From the trace we can see significant time in cusparse::spmm (note the asterisk: I renamed this from the symbol in cusparse which had a lot of template magic in it) and subsequent calls to DGEMM which is level-3 blas, absolutely the best place to be on a GPU.
| Time (%) | Total Time (ns) | Instances | Avg (ns) | Med (ns) | Min (ns) | Max (ns) | StdDev (ns) | Name |
|---|---|---|---|---|---|---|---|---|
| 76.0 | 18422615475 | 8 | 2302826934.4 | 2287765279.5 | 2268521089 | 2368998982 | 37822090.5 | cusparse::spmm( * ) |
| 6.2 | 1508488502 | 102 | 14789103.0 | 3460175.0 | 48991 | 213567593 | 31727229.9 | volta_dgemm_64x64_tn |
| 4.7 | 1137174777 | 1 | 1137174777.0 | 1137174777.0 | 1137174777 | 1137174777 | 0.0 | volta_dgemm_128x64_tn |
| 4.0 | 966627174 | 44 | 21968799.4 | 6511025.5 | 1578352 | 164595260 | 34956297.7 | volta_dgemm_128x64_nn |
| 3.6 | 882372404 | 1 | 882372404.0 | 882372404.0 | 882372404 | 882372404 | 0.0 | volta_dgemm_128x64_tt |
| 2.1 | 516596067 | 28 | 18449859.5 | 14831409.5 | 14518870 | 39973379 | 8741168.7 | geqr2_gmem_domino |
| 0.5 | 110681488 | 1 | 110681488.0 | 110681488.0 | 110681488 | 110681488 | 0.0 | cupy_power__float64_float_float64 |
| 0.4 | 108940450 | 1 | 108940450.0 | 108940450.0 | 108940450 | 108940450 | 0.0 | gen_sequenced |
| 0.4 | 104990105 | 13 | 8076161.9 | 12932875.0 | 2720 | 16496130 | 7829506.4 | cupy_subtract__float64_float64_float64 |
Here we can see extremely high utilization of the GPU with significant number of warps active per cycle, fully loaded GR and SM, high memory bandwidth.

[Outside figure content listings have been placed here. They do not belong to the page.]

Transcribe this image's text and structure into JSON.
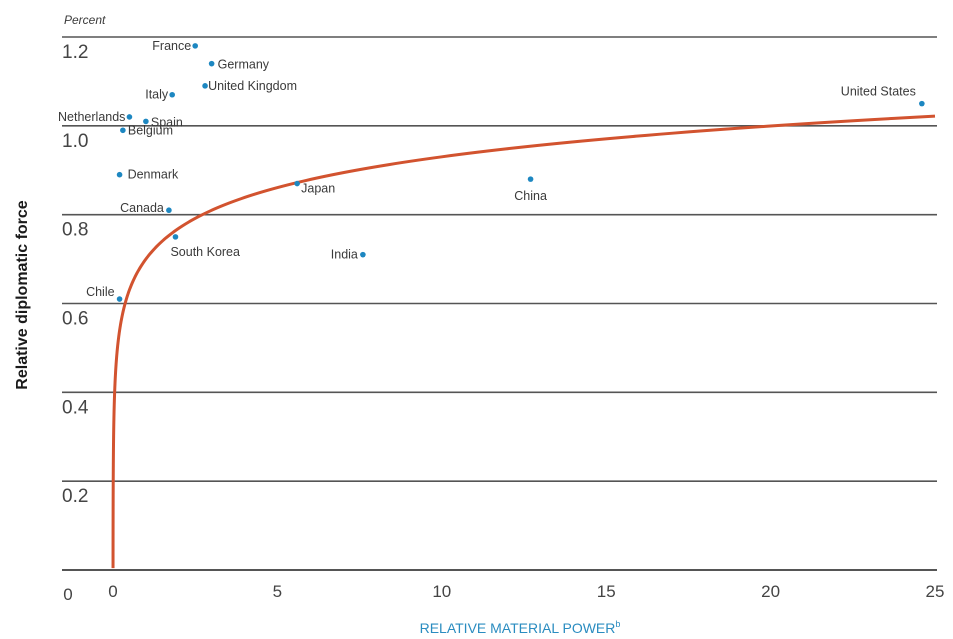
{
  "chart_data": {
    "type": "scatter",
    "title": "",
    "xlabel": "RELATIVE MATERIAL POWER",
    "xlabel_superscript": "b",
    "ylabel": "Relative diplomatic force",
    "yunit": "Percent",
    "xlim": [
      0,
      25
    ],
    "ylim": [
      0,
      1.2
    ],
    "x_ticks": [
      "0",
      "5",
      "10",
      "15",
      "20",
      "25"
    ],
    "x_origin_label": "0",
    "y_ticks": [
      "0.2",
      "0.4",
      "0.6",
      "0.8",
      "1.0",
      "1.2"
    ],
    "grid": "horizontal",
    "points": [
      {
        "label": "France",
        "x": 2.5,
        "y": 1.18
      },
      {
        "label": "Germany",
        "x": 3.0,
        "y": 1.14
      },
      {
        "label": "United Kingdom",
        "x": 2.8,
        "y": 1.09
      },
      {
        "label": "Italy",
        "x": 1.8,
        "y": 1.07
      },
      {
        "label": "Netherlands",
        "x": 0.5,
        "y": 1.02
      },
      {
        "label": "Spain",
        "x": 1.0,
        "y": 1.01
      },
      {
        "label": "Belgium",
        "x": 0.3,
        "y": 0.99
      },
      {
        "label": "Denmark",
        "x": 0.2,
        "y": 0.89
      },
      {
        "label": "Canada",
        "x": 1.7,
        "y": 0.81
      },
      {
        "label": "South Korea",
        "x": 1.9,
        "y": 0.75
      },
      {
        "label": "Japan",
        "x": 5.6,
        "y": 0.87
      },
      {
        "label": "China",
        "x": 12.7,
        "y": 0.88
      },
      {
        "label": "India",
        "x": 7.6,
        "y": 0.71
      },
      {
        "label": "Chile",
        "x": 0.2,
        "y": 0.61
      },
      {
        "label": "United States",
        "x": 24.6,
        "y": 1.05
      }
    ],
    "trend_line": {
      "type": "logarithmic",
      "color": "#d2532f"
    },
    "colors": {
      "points": "#1d87c1",
      "trend": "#d2532f",
      "grid": "#555555",
      "xlabel": "#2a8cc0"
    }
  }
}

| Metric | Description | Value | Avg | Avg Warps per Cycle |
|---|---|---|---|---|
| GR Active | Throughput % | 100.0 | — | — |
| Compute in Flight | Async Compute in Flight | 100.0 | — | — |
| Compute in Flight | Sync Compute in Flight | 0.0 | — | — |
| SM Active | Throughput % | 100.0 | — | — |
| SM Warp Occupancy | Compute Warps in Flight | 95.0 | 169,023,581 | 61 |
| SM Warp Occupancy | Unallocated Warps in Active SMs | 5.0 | 9,502,742 | 3 |
| DRAM Bandwidth | DRAM Read Bandwidth | 67.0 | — | — |
| DRAM Bandwidth | DRAM Write Bandwidth | 1.0 | — | — |
For the deflated case with m=100000 I was able to compute 512 highly accurate eigenvectors (relative residuals ~1e-12) and the rest after this decayed in accuracy, as is typical with block methods.

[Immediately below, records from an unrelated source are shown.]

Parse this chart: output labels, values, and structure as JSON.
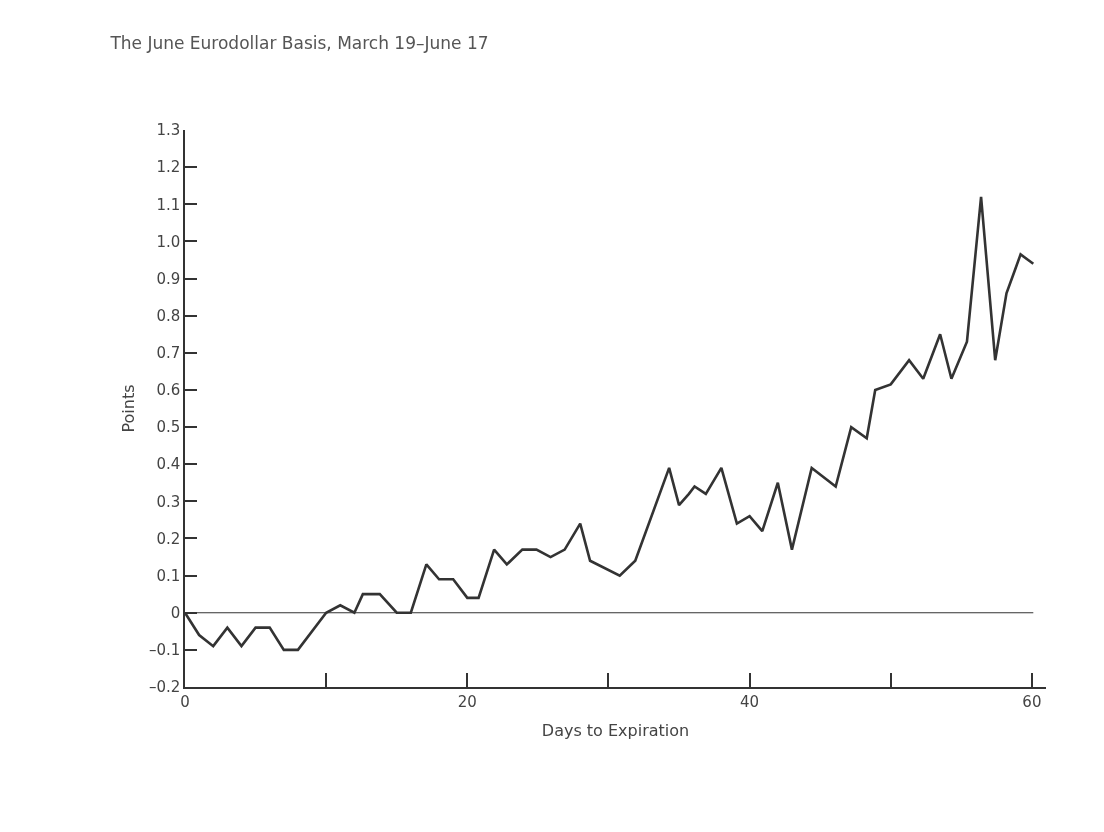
{
  "chart_data": {
    "type": "line",
    "title": "The June Eurodollar Basis, March 19–June 17",
    "xlabel": "Days to Expiration",
    "ylabel": "Points",
    "x": [
      0,
      1,
      2,
      3,
      4,
      5,
      6,
      7,
      8,
      10,
      11,
      12,
      12.6,
      13.8,
      15,
      16,
      17.1,
      18,
      19,
      20,
      20.8,
      21.9,
      22.8,
      23.9,
      24.9,
      25.9,
      26.9,
      28,
      28.7,
      30.8,
      31.9,
      34.3,
      35,
      35.7,
      36.1,
      36.9,
      38,
      39.1,
      40,
      40.9,
      42,
      43,
      44.4,
      46.1,
      47.2,
      48.3,
      48.9,
      50,
      51.3,
      52.3,
      53.5,
      54.3,
      55.4,
      56.4,
      57.4,
      58.2,
      59.2,
      60.1
    ],
    "series": [
      {
        "color": "#333333",
        "values": [
          0,
          -0.06,
          -0.09,
          -0.04,
          -0.09,
          -0.04,
          -0.04,
          -0.1,
          -0.1,
          0,
          0.02,
          0,
          0.05,
          0.05,
          0,
          0,
          0.13,
          0.09,
          0.09,
          0.04,
          0.04,
          0.17,
          0.13,
          0.17,
          0.17,
          0.15,
          0.17,
          0.24,
          0.14,
          0.1,
          0.14,
          0.39,
          0.29,
          0.32,
          0.34,
          0.32,
          0.39,
          0.24,
          0.26,
          0.22,
          0.35,
          0.17,
          0.39,
          0.34,
          0.5,
          0.47,
          0.6,
          0.615,
          0.68,
          0.63,
          0.75,
          0.63,
          0.73,
          1.12,
          0.68,
          0.86,
          0.965,
          0.94
        ]
      }
    ],
    "xlim": [
      0,
      61
    ],
    "xticks": [
      0,
      {
        "value": 10,
        "label": null
      },
      20,
      {
        "value": 30,
        "label": null
      },
      40,
      {
        "value": 50,
        "label": null
      },
      60
    ],
    "ylim": [
      -0.2,
      1.3
    ],
    "yticks": [
      {
        "value": -0.2,
        "label": "–0.2"
      },
      {
        "value": -0.1,
        "label": "–0.1"
      },
      0,
      {
        "value": 0.1,
        "label": "0.1"
      },
      {
        "value": 0.2,
        "label": "0.2"
      },
      {
        "value": 0.3,
        "label": "0.3"
      },
      {
        "value": 0.4,
        "label": "0.4"
      },
      {
        "value": 0.5,
        "label": "0.5"
      },
      {
        "value": 0.6,
        "label": "0.6"
      },
      {
        "value": 0.7,
        "label": "0.7"
      },
      {
        "value": 0.8,
        "label": "0.8"
      },
      {
        "value": 0.9,
        "label": "0.9"
      },
      {
        "value": 1.0,
        "label": "1.0"
      },
      {
        "value": 1.1,
        "label": "1.1"
      },
      {
        "value": 1.2,
        "label": "1.2"
      },
      {
        "value": 1.3,
        "label": "1.3"
      }
    ],
    "ref_lines": [
      {
        "axis": "y",
        "value": 0,
        "color": "#333333"
      }
    ],
    "grid": false,
    "marker": "none",
    "line_style": "solid"
  }
}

I used a GCP instance for these measurements:
| Resource | Specification |
|---|---|
| Machine type | n1-standard-8 (8 vCPUs, 30 GB RAM) |
| CPU platform | Intel Haswell |
| GPUs | 1 × NVIDIA T4 |
I have started collecting many related functions into a github repository that has examples and other useful functions not showcased here as well.